Es una clara tarde tres días antes de Navidad, Sam Smith atrae miradas en el sofisticado vecindario de Knightsbridge, en Londres. Camina unos cuantos pasos detrás de su guardaespaldas, mientras se dirigen a la pintoresca calle Motcomb. “Esta es la calle de mis sueños”, dice Smith. “Esas casas son increíbles, todo está limpio, muy al estilo Dickens. Tal vez me alcance para comprar una con el cuarto álbum”.

Esta es una de las pocas veces que Smith, de 22 años, ha caminado por Londres desde que se convirtió en una de las más grandes estrellas pop en el mundo. “Hace tres meses podía caminar por aquí sin problema”, comenta. Se detiene en la esquina de Harrods, la lujosa tienda departamental a la que ha ido desde que era niño. El exterior brilla, cubierto con luces de Navidad y decoraciones extravagantes en los escaparates. “¿No es increíble?”, pregunta mientras lo observa detenidamente por un momento. “¡No tan increíble como tu voz!”, interrumpe un hombre que ha estado escuchando la conversación. Smith ríe mientras cruzamos la calle, el hombre agrega: “¡Escuché que estás sacando a Adele del negocio!”.

Comienza a caminar más rápido, dejando escapar una risa nerviosa: “¿Escuchaste lo que dijo?”. Desde que debutó el año pasado con “Stay With Me”, ha sido etiquetado como la versión masculina de Adele. Es fácil ver por qué: Ambos son ingleses con grandes voces, cantan sobre el desamor y no se ven como si hubieran sido fabricados en un laboratorio de Disney. Smith dice que Adele “es mi Michael Jackson” –ha sido su fan desde que tenía 16–, pero aclara: “Somos muy diferentes, y siento que las constantes comparaciones podrían hacerla enojar”. Agrega: “Me molesta que la gente no pueda asimilar a dos estrellas de pop cantando canciones íntimas y que no lucen como estrellas pop promedio”.

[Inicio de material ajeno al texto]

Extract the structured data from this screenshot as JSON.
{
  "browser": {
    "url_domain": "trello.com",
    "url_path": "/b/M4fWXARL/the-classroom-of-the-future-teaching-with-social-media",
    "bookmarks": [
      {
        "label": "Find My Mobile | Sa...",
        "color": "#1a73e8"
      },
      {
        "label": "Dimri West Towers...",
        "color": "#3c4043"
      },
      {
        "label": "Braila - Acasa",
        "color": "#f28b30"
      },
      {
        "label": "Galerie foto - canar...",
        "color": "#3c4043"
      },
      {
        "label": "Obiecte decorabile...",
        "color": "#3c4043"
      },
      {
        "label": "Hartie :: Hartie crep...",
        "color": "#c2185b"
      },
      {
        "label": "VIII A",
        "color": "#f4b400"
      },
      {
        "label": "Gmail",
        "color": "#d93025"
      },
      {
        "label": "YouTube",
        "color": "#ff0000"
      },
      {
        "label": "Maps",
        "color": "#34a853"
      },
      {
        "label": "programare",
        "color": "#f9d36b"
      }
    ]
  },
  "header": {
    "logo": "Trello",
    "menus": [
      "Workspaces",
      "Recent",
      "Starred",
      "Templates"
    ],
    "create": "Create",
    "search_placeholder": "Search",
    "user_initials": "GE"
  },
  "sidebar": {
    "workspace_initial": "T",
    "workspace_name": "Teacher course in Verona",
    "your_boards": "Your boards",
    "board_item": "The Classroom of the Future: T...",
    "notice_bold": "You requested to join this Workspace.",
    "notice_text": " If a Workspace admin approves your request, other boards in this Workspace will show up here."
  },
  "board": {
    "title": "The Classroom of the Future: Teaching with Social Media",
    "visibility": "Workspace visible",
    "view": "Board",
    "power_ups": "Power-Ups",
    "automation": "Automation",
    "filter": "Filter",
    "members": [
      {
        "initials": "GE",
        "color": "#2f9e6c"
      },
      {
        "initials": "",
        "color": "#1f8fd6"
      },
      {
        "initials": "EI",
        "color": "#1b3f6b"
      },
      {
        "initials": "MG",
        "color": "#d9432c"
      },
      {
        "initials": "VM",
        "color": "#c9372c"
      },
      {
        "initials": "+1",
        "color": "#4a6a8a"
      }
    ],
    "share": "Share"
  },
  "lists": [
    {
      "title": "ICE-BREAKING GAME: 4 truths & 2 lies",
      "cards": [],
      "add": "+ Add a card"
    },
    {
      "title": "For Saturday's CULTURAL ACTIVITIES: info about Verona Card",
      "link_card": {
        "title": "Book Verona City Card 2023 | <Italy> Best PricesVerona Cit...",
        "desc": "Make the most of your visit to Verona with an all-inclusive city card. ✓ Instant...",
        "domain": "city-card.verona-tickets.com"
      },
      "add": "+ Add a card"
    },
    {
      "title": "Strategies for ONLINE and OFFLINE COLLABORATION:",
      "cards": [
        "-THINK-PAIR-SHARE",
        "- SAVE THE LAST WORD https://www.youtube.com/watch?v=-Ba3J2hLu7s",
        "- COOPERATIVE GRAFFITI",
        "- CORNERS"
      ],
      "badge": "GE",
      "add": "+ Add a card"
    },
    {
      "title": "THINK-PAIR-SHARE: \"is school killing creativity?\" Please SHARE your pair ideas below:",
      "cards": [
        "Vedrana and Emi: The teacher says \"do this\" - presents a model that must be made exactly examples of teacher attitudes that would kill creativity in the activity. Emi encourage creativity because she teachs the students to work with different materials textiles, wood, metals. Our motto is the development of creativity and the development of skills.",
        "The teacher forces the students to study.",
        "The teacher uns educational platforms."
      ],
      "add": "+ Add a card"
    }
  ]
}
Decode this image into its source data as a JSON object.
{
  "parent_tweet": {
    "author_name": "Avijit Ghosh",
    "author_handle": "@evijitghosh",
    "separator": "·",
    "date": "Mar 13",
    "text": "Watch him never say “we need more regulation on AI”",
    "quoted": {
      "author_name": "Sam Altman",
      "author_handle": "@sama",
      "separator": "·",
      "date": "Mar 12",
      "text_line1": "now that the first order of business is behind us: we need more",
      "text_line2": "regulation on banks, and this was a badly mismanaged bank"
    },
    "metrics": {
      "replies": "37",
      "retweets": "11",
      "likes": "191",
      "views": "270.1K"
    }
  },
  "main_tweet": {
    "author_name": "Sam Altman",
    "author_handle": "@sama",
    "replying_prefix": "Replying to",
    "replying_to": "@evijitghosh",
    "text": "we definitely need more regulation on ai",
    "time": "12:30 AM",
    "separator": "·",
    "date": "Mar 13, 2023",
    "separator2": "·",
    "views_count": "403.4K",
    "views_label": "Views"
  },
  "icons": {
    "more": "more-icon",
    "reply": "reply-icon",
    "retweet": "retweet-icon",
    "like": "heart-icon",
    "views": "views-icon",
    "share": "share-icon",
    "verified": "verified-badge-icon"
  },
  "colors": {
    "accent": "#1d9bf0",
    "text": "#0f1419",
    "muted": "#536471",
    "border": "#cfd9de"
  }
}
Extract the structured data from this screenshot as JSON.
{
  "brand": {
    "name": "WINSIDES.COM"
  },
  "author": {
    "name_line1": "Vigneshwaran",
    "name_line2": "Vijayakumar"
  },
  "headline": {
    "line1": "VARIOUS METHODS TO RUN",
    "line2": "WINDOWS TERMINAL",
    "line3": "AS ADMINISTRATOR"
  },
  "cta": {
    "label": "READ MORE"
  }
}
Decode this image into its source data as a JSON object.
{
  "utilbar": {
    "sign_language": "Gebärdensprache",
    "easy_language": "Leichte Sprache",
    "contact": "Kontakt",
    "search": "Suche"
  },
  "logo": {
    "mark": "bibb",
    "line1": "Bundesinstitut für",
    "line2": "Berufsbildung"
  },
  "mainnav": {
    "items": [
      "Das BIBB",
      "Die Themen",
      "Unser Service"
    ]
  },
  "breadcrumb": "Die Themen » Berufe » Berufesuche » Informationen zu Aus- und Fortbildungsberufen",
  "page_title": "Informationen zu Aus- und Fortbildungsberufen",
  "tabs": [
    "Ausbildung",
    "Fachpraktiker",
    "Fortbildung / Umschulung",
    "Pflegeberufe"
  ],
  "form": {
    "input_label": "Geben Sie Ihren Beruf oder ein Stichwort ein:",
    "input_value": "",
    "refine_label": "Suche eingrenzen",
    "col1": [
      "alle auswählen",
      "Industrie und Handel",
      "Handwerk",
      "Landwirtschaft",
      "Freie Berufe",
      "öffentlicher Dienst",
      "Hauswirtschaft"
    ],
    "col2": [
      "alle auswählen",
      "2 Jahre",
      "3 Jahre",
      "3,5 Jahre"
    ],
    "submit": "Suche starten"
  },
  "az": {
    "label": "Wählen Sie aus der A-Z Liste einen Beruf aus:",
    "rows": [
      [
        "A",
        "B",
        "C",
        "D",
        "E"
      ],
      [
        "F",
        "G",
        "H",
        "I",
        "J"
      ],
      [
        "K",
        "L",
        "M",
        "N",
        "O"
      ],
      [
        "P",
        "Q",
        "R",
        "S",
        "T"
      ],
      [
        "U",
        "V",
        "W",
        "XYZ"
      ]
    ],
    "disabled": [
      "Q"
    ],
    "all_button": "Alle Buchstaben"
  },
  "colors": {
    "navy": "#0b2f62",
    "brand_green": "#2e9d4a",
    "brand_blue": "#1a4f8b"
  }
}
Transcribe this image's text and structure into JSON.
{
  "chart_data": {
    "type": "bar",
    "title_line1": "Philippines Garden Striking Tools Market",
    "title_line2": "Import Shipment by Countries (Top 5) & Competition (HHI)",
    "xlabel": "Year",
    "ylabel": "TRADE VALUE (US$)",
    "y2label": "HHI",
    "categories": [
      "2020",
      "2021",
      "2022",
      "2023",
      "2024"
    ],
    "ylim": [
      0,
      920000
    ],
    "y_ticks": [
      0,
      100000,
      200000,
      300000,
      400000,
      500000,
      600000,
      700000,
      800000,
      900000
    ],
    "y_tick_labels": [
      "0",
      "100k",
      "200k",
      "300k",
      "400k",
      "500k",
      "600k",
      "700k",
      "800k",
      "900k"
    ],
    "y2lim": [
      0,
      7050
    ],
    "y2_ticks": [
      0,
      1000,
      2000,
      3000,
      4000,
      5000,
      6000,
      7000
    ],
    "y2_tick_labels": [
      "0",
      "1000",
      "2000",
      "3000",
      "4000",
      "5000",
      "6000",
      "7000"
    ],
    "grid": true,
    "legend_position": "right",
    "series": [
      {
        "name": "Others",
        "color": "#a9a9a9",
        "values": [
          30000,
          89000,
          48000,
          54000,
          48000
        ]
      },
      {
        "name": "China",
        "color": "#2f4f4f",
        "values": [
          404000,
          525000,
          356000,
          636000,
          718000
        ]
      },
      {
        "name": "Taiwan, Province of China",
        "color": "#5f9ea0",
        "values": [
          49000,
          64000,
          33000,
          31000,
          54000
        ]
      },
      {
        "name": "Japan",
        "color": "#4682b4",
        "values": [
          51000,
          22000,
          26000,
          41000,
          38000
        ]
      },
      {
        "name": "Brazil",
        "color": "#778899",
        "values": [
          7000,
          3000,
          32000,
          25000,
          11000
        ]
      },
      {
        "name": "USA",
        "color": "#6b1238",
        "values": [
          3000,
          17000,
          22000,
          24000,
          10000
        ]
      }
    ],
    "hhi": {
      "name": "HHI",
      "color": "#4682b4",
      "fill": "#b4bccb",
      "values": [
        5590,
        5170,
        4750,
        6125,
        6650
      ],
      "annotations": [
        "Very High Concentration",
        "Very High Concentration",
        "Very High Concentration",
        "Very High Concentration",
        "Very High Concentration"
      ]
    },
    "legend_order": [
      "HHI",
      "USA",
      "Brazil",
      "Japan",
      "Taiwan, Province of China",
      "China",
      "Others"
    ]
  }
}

Hace unos años, Smith trabajaba como ayudante en un bar en el distrito financiero de la ciudad. En las noches de descanso, cuenta que a veces se sentaba en casa bebiendo vino para darse el valor de ir a los bares gay solo. Escribió sobre la soledad de ese tiempo en “Stay With Me”, una confesión sobre las consecuencias del sexo vacío. “Tuve muchos encuentros de una noche”, confiesa Smith. Alrededor de la misma época, Smith se enamoró de un hombre casado. Muchas de las canciones del álbum debut de Smith, In the Lonely Hour –como “I’ve Told You Now”, que cuenta sobre una vez en la que durante una borrachera se confesó con un chico que creyó le estaba coqueteando–, detallan este desamor. “Me enamoré de un hombre heterosexual el año pasado, y él no me correspondía”, dice Smith. “Me dejé llevar por mi propia mente”.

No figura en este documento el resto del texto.